A moron asks: "Web pages change and disappear all the time. For legal and historical purposes, I need to have accessible archives of the websites I maintain. I'm basically looking for a do-it-yourself version of Internet Archive's Way Back Machine which provides a simple versioning system and accessibility through web interface. Is there already software that does this? If not, what ideas does Slashdot have to make such a system possible? How should it work? What existing tools can be used together to make a workable system?"

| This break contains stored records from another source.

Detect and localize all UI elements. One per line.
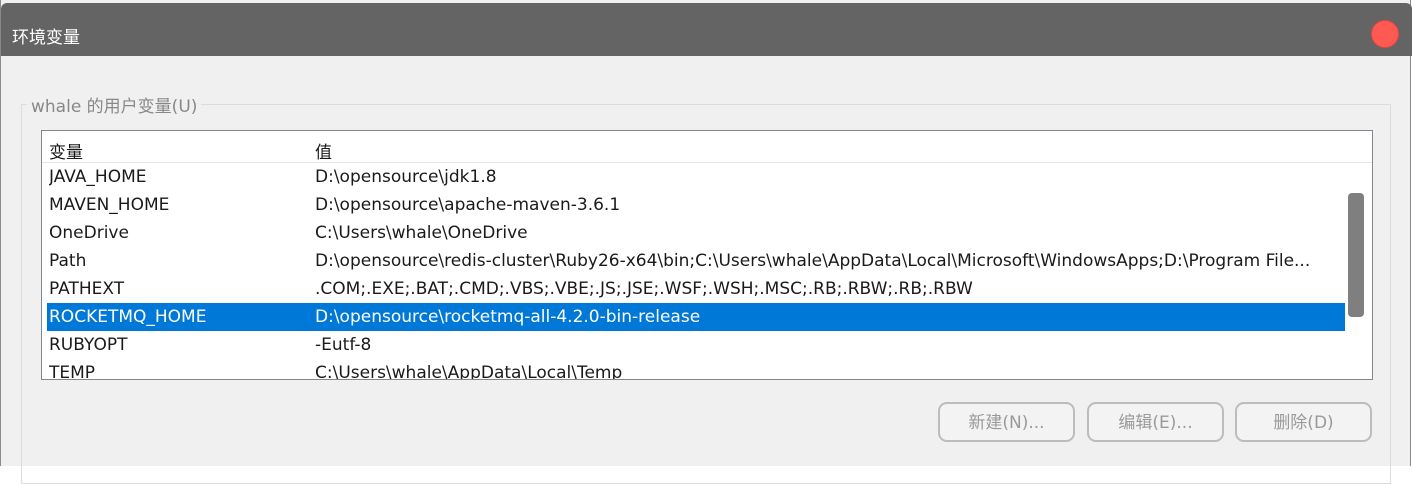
edit-button[interactable]: 编辑(E)...	[1087, 402, 1224, 442]
new-button[interactable]: 新建(N)...	[938, 402, 1075, 442]
table-row[interactable]: ROCKETMQ_HOME D:\opensource\rocketmq-all-…	[47, 303, 1345, 331]
column-header-value[interactable]: 值	[315, 138, 332, 163]
variable-name-cell: Path	[49, 251, 87, 271]
close-button[interactable]	[1371, 20, 1399, 48]
variable-value-cell: -Eutf-8	[315, 335, 372, 355]
list-rows: JAVA_HOME D:\opensource\jdk1.8 MAVEN_HOME D…	[42, 163, 1345, 380]
variable-name-cell: JAVA_HOME	[49, 167, 147, 187]
variable-value-cell: D:\opensource\rocketmq-all-4.2.0-bin-rel…	[315, 307, 701, 327]
variable-value-cell: D:\opensource\redis-cluster\Ruby26-x64\b…	[315, 251, 1311, 271]
variable-name-cell: ROCKETMQ_HOME	[49, 307, 207, 327]
variable-value-cell: D:\opensource\jdk1.8	[315, 167, 497, 187]
table-row[interactable]: OneDrive C:\Users\whale\OneDrive	[42, 219, 1345, 247]
variable-name-cell: OneDrive	[49, 223, 129, 243]
variable-name-cell: MAVEN_HOME	[49, 195, 170, 215]
delete-button[interactable]: 删除(D)	[1235, 402, 1372, 442]
user-variables-group-label: whale 的用户变量(U)	[27, 92, 202, 117]
list-header: 变量 值	[42, 131, 1372, 163]
user-variables-list[interactable]: 变量 值 JAVA_HOME D:\opensource\jdk1.8 MAVEN_…	[41, 130, 1373, 380]
variable-value-cell: C:\Users\whale\AppData\Local\Temp	[315, 363, 623, 380]
variable-name-cell: RUBYOPT	[49, 335, 128, 355]
vertical-scrollbar-thumb[interactable]	[1348, 193, 1364, 317]
environment-variables-dialog: 环境变量 whale 的用户变量(U) 变量 值 JAVA_HOME D:\ope…	[0, 0, 1412, 484]
column-header-variable[interactable]: 变量	[49, 138, 83, 163]
variable-value-cell: D:\opensource\apache-maven-3.6.1	[315, 195, 621, 215]
table-row[interactable]: JAVA_HOME D:\opensource\jdk1.8	[42, 163, 1345, 191]
table-row[interactable]: MAVEN_HOME D:\opensource\apache-maven-3.6…	[42, 191, 1345, 219]
table-row[interactable]: RUBYOPT -Eutf-8	[42, 331, 1345, 359]
title-bar[interactable]: 环境变量	[1, 3, 1412, 56]
variable-name-cell: TEMP	[49, 363, 96, 380]
variable-value-cell: C:\Users\whale\OneDrive	[315, 223, 528, 243]
window-title: 环境变量	[12, 28, 80, 48]
table-row[interactable]: Path D:\opensource\redis-cluster\Ruby26-x…	[42, 247, 1345, 275]
table-row[interactable]: TEMP C:\Users\whale\AppData\Local\Temp	[42, 359, 1345, 380]
variable-name-cell: PATHEXT	[49, 279, 125, 299]
variable-value-cell: .COM;.EXE;.BAT;.CMD;.VBS;.VBE;.JS;.JSE;.…	[315, 279, 973, 299]
table-row[interactable]: PATHEXT .COM;.EXE;.BAT;.CMD;.VBS;.VBE;.JS…	[42, 275, 1345, 303]
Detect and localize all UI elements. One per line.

"There are all sorts of tools out there that will archive web pages, and each have other necessary features such as making links relative. I don't always have filesystem access to pages, so tools that rely on such access won't work. There are some obvious tools that do part of the job such as:

curl
wget
httrack

But grabbing pages is only part of my, and I suspect many other peoples needs. The other pieces include intelligently archiving the pages, and making them accessible. If a page or a page element hasn't changed, there is no need to store multiple copies. The archives need to be easy for end users to navigate, search, and link."

3 of 29 comments (clear)

Min score:

Reason:

Sort:

sourceforge by nocomment · 2003-12-31 07:18 · Score: 2, Interesting

Sourceforge is open source, why not go d/l that. YOu can use CVS as an easy way to switch around and do upgrades. YOu can develop a site, then run upgrade via cvs and if something unexpected breaks, downgrade via cvs. Once you get the infrastructure in place things like that would be a breeze.

--
/* oops I accidentally made a comment, sorry */
/* http://allyourbasearebelongto.us */
1. Re:sourceforge by Christopher+Cashell · 2003-12-31 21:08 · Score: 2, Interesting
  
  Actually, SourceForge is *not* Open Source any longer.
  
  Check the URL you referenced, and you'll notice that the last release was made on 2001-11-04. And the code released there is actually even older than that, as the release date got updated when they moved it from the original Alexandria project.
  
  SourceForge intentionally killed off public development of the SourceForge code, and then did an excellent job of convincing people that it was still an Open Source project. They kept promising and promising that the development code and CVS would be released, but it never was.
  
  Take a good look at the URL you provided. . . where the's the web-accessible CVS repository? Heck, where's the CVS repository at all? Where's the development mailing lists?
  
  It was all killed.
  
  As another poster mentioned, GForge is a *much* better option.
  
  --
  Topher
For dynamic sites... by dcocos · 2003-12-31 07:42 · Score: 2, Interesting

You may want to consider something that caches the pages as they are displayed. This will add overhead and doesn't scale, but would allow you to keep a copy of the pages as they were dispayed. You could atleast use it for a subset. For example you use JSPs to serve up pages from a DB but the resulting page is different depending on parms to the page. wget isnt' going to capture all of this, so when the page is generated you write it out with a timestamp ( you build some intellegence so the page only gets written once a month or something) then you archive all of the written out pages and you have a copy of the site as it appeared. Another reseason this may be a good idea is because if you upgrade somesoftware* (in this case Java) You will be able to the as it was rendered under Java 1.3.1 and not how it renders under 1.4.2. Finally if you turn this feature on while debugging, you can really help the developers out, b/c now instead of hearing from the users "My page didn't work, it was weird somehow" You actually have a copy of what was sent to thier browser.